"Abbiamo deciso che da questo mese i soldi dell’affitto del tuo appartamento andranno a mia madre". Marco rimase sulla soglia della cucina, le braccia incrociate, con quel tono piatto che usava quando considerava la conversazione già chiusa. "Con il tuo stipendio te la cavi benissimo". Anna posò il cucchiaino.

Lo guardò, cercando un segno che stesse scherzando, ma non ne trovò. Marco sembrava aspettarsi quasi gratitudine. "Siamo una famiglia oppure no? " chiese lui.
"Mamma ha già telefonato all’inquilino e si è presentata come la nuova proprietaria". Anna non rispose subito. Dentro di sé sapeva una cosa con certezza: Pietro Conti, l’inquilino, era un avvocato meticoloso, rispettoso delle regole fino all’eccesso. Non avrebbe mai consegnato un assegno a una sconosciuta solo perché quella si era dichiarata proprietaria.
Quando parlò, la voce era calma. "L’appartamento è mio. Sono io a decidere a chi tocca il reddito che produce. Tu e tua madre avevate deciso, non noi".
Marco non replicò. Si limitò a guardarla, forse sorpreso, forse impaurito. Anna non sapeva se avesse capito la gravità di quello che aveva fatto o se si fosse soltanto spaventato all’idea che lei potesse andarsene.

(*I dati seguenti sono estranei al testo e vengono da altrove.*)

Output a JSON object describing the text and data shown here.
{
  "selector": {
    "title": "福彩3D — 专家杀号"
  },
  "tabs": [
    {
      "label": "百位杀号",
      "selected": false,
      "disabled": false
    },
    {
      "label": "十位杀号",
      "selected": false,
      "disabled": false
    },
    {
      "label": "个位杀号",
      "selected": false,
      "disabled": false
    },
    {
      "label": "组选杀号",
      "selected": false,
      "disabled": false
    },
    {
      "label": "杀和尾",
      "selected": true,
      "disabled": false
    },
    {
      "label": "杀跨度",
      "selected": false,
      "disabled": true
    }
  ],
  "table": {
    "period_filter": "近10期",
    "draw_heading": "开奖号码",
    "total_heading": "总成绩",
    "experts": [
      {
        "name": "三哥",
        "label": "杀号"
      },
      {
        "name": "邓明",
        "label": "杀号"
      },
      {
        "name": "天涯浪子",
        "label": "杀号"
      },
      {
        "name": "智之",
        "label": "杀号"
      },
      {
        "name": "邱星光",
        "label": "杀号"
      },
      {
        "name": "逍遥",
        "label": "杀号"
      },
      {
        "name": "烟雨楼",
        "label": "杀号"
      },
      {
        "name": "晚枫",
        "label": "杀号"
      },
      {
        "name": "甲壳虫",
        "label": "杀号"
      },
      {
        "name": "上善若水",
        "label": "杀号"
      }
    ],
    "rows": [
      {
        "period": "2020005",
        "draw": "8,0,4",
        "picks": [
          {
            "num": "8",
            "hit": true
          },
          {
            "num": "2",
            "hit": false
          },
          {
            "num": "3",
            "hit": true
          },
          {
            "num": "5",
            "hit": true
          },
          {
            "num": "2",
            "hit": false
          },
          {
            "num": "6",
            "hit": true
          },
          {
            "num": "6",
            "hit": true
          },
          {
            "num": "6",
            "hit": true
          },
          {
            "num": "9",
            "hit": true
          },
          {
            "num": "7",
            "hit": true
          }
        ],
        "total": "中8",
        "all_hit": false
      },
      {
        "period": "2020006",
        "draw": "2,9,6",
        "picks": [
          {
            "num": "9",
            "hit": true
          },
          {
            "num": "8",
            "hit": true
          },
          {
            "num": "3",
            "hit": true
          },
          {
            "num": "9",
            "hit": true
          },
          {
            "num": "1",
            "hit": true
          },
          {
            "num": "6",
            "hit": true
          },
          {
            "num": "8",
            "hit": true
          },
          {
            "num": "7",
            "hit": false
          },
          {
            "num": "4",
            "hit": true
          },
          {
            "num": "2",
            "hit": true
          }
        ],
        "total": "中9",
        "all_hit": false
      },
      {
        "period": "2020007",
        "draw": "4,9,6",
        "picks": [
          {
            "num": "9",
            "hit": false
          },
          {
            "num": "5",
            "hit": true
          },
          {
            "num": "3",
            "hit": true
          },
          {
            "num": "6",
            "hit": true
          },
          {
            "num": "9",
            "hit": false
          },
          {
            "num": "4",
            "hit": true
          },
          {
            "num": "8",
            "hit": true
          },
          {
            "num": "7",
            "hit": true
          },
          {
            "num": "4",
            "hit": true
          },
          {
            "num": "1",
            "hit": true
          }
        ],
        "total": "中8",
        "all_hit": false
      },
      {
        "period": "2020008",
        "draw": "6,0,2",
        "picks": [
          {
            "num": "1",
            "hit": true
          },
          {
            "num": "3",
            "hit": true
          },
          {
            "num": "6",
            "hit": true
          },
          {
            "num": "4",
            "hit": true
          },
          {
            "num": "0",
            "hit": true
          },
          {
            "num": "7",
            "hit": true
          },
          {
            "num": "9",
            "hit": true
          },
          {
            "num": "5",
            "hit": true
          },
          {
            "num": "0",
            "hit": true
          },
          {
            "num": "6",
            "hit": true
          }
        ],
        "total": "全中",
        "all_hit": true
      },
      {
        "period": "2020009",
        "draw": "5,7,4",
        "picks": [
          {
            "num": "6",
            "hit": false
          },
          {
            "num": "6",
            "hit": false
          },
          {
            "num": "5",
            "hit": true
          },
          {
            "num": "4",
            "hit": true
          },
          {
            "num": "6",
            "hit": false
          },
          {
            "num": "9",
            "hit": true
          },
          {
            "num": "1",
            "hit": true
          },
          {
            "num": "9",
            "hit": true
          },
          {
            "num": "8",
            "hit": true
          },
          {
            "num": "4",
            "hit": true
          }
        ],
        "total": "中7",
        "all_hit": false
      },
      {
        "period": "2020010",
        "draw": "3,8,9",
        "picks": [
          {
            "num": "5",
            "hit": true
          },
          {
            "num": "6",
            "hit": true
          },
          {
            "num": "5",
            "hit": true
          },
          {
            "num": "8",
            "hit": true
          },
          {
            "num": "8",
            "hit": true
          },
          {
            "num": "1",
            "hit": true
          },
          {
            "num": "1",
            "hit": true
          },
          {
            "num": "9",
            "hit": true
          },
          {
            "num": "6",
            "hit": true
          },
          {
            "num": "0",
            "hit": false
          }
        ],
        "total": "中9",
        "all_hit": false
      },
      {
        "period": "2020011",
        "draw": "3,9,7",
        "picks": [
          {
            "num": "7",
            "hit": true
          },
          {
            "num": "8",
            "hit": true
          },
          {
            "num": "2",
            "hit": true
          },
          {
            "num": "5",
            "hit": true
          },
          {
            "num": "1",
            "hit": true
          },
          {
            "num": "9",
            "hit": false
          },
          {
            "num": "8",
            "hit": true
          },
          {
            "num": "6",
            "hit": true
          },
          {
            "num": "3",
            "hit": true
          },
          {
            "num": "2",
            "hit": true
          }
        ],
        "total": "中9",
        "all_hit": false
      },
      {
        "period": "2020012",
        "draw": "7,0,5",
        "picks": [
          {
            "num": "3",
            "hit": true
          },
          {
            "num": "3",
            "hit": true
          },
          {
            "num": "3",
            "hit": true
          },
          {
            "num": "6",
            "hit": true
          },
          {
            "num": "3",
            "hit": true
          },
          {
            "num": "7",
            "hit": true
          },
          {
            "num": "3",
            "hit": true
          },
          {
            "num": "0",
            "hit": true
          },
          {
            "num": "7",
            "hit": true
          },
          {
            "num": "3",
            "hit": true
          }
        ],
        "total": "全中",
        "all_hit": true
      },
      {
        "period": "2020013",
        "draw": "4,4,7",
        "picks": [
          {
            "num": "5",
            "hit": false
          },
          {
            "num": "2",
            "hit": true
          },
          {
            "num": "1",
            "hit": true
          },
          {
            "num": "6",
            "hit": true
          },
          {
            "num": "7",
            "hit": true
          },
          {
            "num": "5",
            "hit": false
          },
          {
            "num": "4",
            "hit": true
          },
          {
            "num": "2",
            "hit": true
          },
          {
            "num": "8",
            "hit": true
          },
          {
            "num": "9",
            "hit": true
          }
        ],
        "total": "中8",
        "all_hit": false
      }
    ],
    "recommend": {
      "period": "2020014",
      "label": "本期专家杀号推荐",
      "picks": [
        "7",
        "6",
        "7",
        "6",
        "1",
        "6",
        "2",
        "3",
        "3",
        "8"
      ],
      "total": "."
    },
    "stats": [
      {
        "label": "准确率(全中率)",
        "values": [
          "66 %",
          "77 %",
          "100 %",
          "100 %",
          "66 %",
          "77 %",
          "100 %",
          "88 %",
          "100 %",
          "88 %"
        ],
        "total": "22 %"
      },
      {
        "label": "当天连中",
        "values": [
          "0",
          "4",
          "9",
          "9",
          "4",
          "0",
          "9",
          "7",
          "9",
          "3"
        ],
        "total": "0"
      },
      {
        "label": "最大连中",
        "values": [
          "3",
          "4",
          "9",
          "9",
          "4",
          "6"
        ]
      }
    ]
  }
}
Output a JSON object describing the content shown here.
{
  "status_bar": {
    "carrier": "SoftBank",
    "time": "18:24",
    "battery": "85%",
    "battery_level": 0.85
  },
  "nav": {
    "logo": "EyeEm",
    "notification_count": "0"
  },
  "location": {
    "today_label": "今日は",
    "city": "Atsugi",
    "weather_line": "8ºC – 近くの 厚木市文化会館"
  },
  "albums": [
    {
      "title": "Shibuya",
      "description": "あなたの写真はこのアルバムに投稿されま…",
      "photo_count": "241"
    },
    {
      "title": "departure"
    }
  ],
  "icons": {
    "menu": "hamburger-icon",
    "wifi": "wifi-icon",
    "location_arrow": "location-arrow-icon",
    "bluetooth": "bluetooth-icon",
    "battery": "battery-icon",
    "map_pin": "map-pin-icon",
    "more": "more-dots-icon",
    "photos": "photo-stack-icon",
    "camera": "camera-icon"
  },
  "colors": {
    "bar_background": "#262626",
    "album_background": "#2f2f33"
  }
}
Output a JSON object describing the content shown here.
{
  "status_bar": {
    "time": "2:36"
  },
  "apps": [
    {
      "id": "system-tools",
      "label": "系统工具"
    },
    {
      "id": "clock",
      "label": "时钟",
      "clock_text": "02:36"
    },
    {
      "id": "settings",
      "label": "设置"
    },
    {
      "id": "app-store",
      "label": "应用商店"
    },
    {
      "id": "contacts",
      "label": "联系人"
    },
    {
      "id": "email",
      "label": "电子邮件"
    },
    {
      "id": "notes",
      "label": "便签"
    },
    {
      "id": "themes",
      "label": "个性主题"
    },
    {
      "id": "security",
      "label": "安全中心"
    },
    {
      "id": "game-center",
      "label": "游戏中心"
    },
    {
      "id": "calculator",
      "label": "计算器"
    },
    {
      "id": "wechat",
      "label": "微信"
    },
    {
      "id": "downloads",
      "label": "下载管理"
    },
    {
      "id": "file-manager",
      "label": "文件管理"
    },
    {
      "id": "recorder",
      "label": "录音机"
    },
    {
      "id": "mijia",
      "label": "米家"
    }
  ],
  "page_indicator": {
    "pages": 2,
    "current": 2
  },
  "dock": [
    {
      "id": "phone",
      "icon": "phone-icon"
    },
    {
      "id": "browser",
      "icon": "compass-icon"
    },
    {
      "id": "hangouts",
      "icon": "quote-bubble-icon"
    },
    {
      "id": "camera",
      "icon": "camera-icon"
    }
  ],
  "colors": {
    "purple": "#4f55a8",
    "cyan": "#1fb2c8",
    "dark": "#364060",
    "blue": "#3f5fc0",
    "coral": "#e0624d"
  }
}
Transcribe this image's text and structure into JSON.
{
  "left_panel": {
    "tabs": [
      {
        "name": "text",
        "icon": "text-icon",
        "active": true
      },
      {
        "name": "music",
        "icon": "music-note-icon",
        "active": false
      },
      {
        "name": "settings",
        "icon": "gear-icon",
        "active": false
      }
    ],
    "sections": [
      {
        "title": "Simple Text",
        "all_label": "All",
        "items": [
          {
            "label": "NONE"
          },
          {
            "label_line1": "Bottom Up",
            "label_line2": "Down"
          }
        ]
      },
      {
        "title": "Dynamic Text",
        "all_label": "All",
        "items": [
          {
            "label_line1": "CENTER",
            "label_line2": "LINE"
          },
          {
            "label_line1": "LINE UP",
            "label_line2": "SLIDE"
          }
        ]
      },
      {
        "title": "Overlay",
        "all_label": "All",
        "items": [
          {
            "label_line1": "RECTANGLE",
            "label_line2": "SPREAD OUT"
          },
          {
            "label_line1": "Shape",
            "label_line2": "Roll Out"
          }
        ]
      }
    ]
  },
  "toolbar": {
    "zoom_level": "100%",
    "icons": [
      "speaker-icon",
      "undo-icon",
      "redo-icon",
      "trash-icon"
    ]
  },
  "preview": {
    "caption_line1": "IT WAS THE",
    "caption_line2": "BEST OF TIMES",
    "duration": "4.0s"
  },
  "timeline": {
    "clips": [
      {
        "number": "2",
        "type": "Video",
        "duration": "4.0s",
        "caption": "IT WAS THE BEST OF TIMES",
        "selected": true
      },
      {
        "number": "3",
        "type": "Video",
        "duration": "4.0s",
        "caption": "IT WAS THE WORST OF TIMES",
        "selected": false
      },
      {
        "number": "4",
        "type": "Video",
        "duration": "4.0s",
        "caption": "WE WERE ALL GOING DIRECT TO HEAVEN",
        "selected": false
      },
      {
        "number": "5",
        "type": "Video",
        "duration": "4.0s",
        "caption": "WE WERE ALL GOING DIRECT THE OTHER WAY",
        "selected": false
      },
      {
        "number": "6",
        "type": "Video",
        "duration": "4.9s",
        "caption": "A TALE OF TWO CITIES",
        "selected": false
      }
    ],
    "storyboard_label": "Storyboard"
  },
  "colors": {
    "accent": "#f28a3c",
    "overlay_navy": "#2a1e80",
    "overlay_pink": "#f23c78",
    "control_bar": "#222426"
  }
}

Nei giorni successivi, Marco cercò di convincerla che sua madre aveva più bisogno di denaro, che Anna era egoista.
Anna ascoltò senza interrompere. Poi disse: "Che sia tua madre o no, non farà differenza". Prese la cartella con l’atto dell’appartamento, il contratto di locazione, il testamento della nonna. Quando Marco la vide uscire con quei documenti, rimase immobile in mezzo all’ingresso, con un’espressione indecifrabile.
Anna andò dall’avvocato. Spiegò tutto: il tentativo di Teresa di presentarsi come proprietaria, le molestie all’inquilino, ogni condotta illecita. Poi presentò denuncia. Teresa fu convocata.
Quando vide Anna in ufficio con l’avvocato, finse sorpresa. Poi chiese, con un tono gelido: "E lei chi sarebbe? ". Marco, questa volta, rispose al posto di Anna.
"Sta’ zitta, mamma. Basta". Teresa arrancò. "Ma io sono tua madre!
". "No, mamma, non sono affatto soddisfatto" disse Marco. "Però Anna è mia moglie. E questa è una decisione nostra".
Il giorno in cui la polizia spiegò a Teresa che quell’appartamento non le apparteneva, lei urlò. Accusò, fece leva sulla pietà, parlò di ingratitudine. Marco non cedette. Anna rimase ferma accanto a lui, senza bisogno di aggiungere nulla.
Poi un mattino, molto tempo dopo, Anna e Marco erano in cucina. Lui stava versando il caffè e disse: "Con il tempo potrei perdonare, ma dimenticare no". Anna rise. Marco rise a sua volta.
E lei ricordò il giorno in cui lui era entrato in quella stessa cucina e aveva detto quella frase assurda. Ora tutto era diverso. La libertà, pensò Anna, non era arrivata quando la polizia aveva spiegato a Teresa che non c’era alcun diritto. Né quando Marco aveva finalmente detto di no a sua madre.
Era arrivata molto prima: nel preciso istante in cui lei aveva capito che nessuno poteva decidere al posto suo.